Las ''lecciones'' no han sido aprendidas, y esto explica el fracaso del régimen
de Bush en construir imperios. La razón estructural de que no pueda aprenderlas
está en la naturaleza del liderazgo político del gobierno.
***
Conclusión
La declaración de Rumsfeld de que está organizando a las fuerzas
de Operaciones Especiales para involucrarse en acciones clandestinas en la campaña
contra el terrorismo es un reflejo de su frustración por el fracaso de
la guerra y por el creciente aislamiento político y diplomático
de Washington. Enviar, como Rumsfeld propone, fuerzas Delta en misiones encubiertas
de asesinato, sin consentimiento o conocimiento de los países involucrados,
es admitir que no existen acuerdos y alianzas políticas abiertas o no
funcionan. Andar por el mundo persiguiendo líderes y activistas de Al
Qaeda es reconocer el fracaso del propósito principal de la guerra en
Afganistán, que era destruir la organización. Recurrir a medidas
extremas y desesperadas de asesinatos políticos en distintos países
no sólo es indicativo de una mente desequilibrada sino, sobre todo, apunta
a un liderazgo político carente de estrategia política.
La rápida caída del apoyo nacional e internacional al gobierno
de Bush es resultado de su composición y de la naturaleza de su liderazgo.
Es un régimen basado en el capitalismo tramposo, ha privilegiado sus
vínculos con un estrecho grupo de magnates texanos de la energía
y ''capitalistas extractivos'' que siempre han confiado en los lazos políticos
dentro del país y en la fuerza en el exterior para acumular riqueza.
En segundo lugar, y relacionada con esto, está la autonomía del
componente militar del gobierno. Mientras la camarilla de tramposos estimula
una estrecha visión de la construcción imperial, el Pentágono
proporciona una definición militar estratégica de la realidad
política global, ajena a las consideraciones económicas. El tercer
elemento en el gobierno de Bush es su profunda inmersión en la corrupción
empresarial, encarnada en el vicepresidente Cheney. La corrupción empresarial
tiene sus orígenes en las políticas desregulatorias del régimen
de Clinton, pero se ha desparramado por toda la clase capitalista.

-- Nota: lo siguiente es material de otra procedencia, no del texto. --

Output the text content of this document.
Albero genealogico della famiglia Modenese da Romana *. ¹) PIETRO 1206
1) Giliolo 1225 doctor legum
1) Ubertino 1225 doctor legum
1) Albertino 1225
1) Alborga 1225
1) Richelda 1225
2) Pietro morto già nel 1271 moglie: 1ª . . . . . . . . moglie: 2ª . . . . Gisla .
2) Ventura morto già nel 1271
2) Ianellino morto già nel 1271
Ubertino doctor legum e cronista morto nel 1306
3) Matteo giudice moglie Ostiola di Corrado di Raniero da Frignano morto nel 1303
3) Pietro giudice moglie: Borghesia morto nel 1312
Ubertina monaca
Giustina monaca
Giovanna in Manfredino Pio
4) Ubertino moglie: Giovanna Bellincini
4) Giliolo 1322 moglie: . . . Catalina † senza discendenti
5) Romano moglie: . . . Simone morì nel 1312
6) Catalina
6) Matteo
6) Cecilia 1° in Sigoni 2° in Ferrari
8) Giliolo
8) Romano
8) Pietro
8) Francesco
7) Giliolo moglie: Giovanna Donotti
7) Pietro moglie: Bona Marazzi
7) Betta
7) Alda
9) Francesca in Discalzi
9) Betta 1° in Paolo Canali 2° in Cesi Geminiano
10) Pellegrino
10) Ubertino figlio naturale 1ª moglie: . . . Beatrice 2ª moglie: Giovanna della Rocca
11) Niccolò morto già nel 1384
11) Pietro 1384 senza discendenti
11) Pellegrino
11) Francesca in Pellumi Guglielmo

La trapacería, la autonomía militar y la corrupción florecen
en la mediocridad de la que Bush es el representante perfecto. Esta clase de
liderazgo es incapaz de entender el ascenso y caída de los imperios.

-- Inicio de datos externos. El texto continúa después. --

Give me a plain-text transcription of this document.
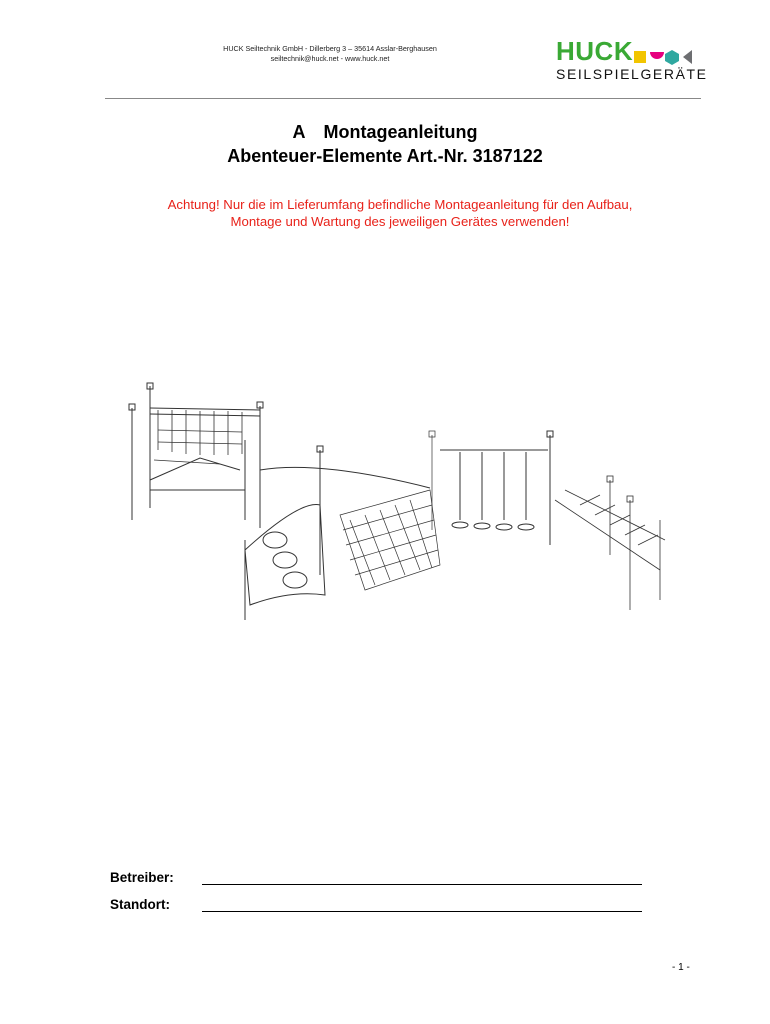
HUCK Seiltechnik GmbH - Dillerberg 3 – 35614 Asslar-Berghausen
seiltechnik@huck.net - www.huck.net	HUCK
SEILSPIELGERÄTE
A Montageanleitung
Abenteuer-Elemente Art.-Nr. 3187122
Achtung! Nur die im Lieferumfang befindliche Montageanleitung für den Aufbau,
Montage und Wartung des jeweiligen Gerätes verwenden!
Betreiber:
Standort:
- 1 -
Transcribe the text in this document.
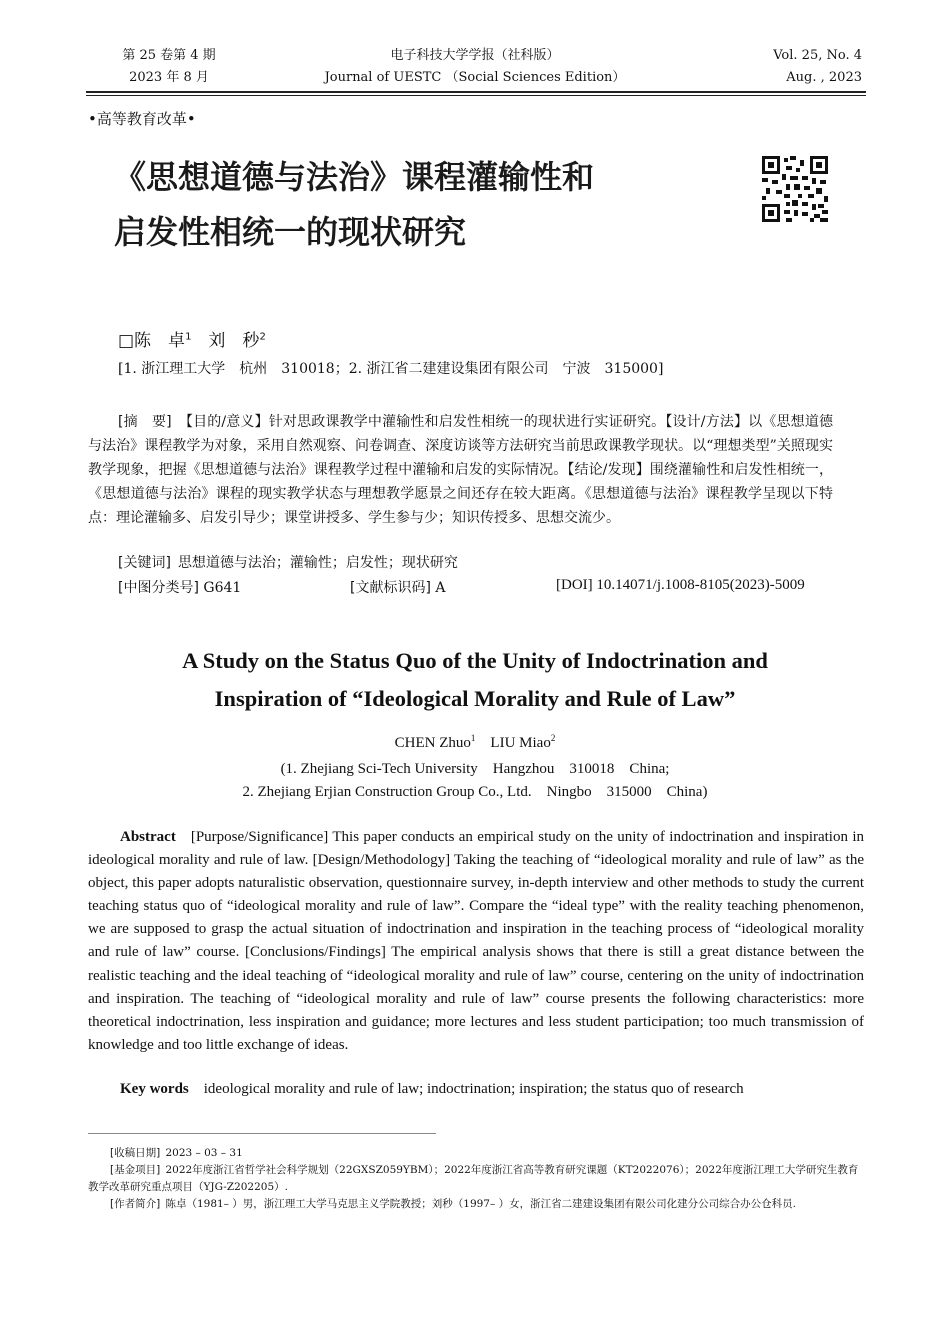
第 25 卷第 4 期
2023 年 8 月
电子科技大学学报（社科版）
Journal of UESTC （Social Sciences Edition）
Vol. 25, No. 4
Aug. , 2023
•高等教育改革•
《思想道德与法治》课程灌输性和
启发性相统一的现状研究
□陈　卓$^1$　刘　秒$^2$
[1. 浙江理工大学　杭州　310018；2. 浙江省二建建设集团有限公司　宁波　315000]

[摘　要]　 【目的/意义】针对思政课教学中灌输性和启发性相统一的现状进行实证研究。【设计/方法】以《思想道德与法治》课程教学为对象，采用自然观察、问卷调查、深度访谈等方法研究当前思政课教学现状。以“理想类型”关照现实教学现象，把握《思想道德与法治》课程教学过程中灌输和启发的实际情况。【结论/发现】围绕灌输性和启发性相统一，《思想道德与法治》课程的现实教学状态与理想教学愿景之间还存在较大距离。《思想道德与法治》课程教学呈现以下特点：理论灌输多、启发引导少；课堂讲授多、学生参与少；知识传授多、思想交流少。

[关键词]  思想道德与法治；灌输性；启发性；现状研究
[中图分类号] G641	[文献标识码] A	[DOI] 10.14071/j.1008-8105(2023)-5009
A Study on the Status Quo of the Unity of Indoctrination and
Inspiration of “Ideological Morality and Rule of Law”
CHEN Zhuo$^1$  LIU Miao$^2$
(1. Zhejiang Sci-Tech University　Hangzhou　310018　China;
2. Zhejiang Erjian Construction Group Co., Ltd.　Ningbo　315000　China)
Abstract   [Purpose/Significance] This paper conducts an empirical study on the unity of indoctrination and inspiration in ideological morality and rule of law. [Design/Methodology] Taking the teaching of “ideological morality and rule of law” as the object, this paper adopts naturalistic observation, questionnaire survey, in-depth interview and other methods to study the current teaching status quo of “ideological morality and rule of law”. Compare the “ideal type” with the reality teaching phenomenon, we are supposed to grasp the actual situation of indoctrination and inspiration in the teaching process of “ideological morality and rule of law” course. [Conclusions/Findings] The empirical analysis shows that there is still a great distance between the realistic teaching and the ideal teaching of “ideological morality and rule of law” course, centering on the unity of indoctrination and inspiration. The teaching of “ideological morality and rule of law” course presents the following characteristics: more theoretical indoctrination, less inspiration and guidance; more lectures and less student participation; too much transmission of knowledge and too little exchange of ideas.
Key words   ideological morality and rule of law; indoctrination; inspiration; the status quo of research

[收稿日期]  2023 – 03 – 31

[基金项目]  2022年度浙江省哲学社会科学规划（22GXSZ059YBM）；2022年度浙江省高等教育研究课题（KT2022076）；2022年度浙江理工大学研究生教育教学改革研究重点项目（YJG-Z202205）.

[作者简介]  陈卓（1981– ）男，浙江理工大学马克思主义学院教授；刘秒（1997– ）女，浙江省二建建设集团有限公司化建分公司综合办公仓科员.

El problema es que la podredumbre interna no sólo derrumba los imperios,
sino que aventureros políticos como Rumsfeld son capaces de llevarse
con ellos a buena parte del mundo.
El año que termina el próximo 11 de septiembre ofrece la esperanza
de que la oposición a la guerra, a la corrupción y a la injusticia
puede una vez más ganar ascendiente. Pero para eso se necesita echar
abajo la imagen de un imperio omnipotente y reconocer el poder en aumento de
los movimientos sociopolíticos y los partidos electorales. De las selvas
de Colombia al Congreso de Bolivia, de la fuerza de las urnas al poderío
de la gente en las calles, la izquierda está una vez más en marcha.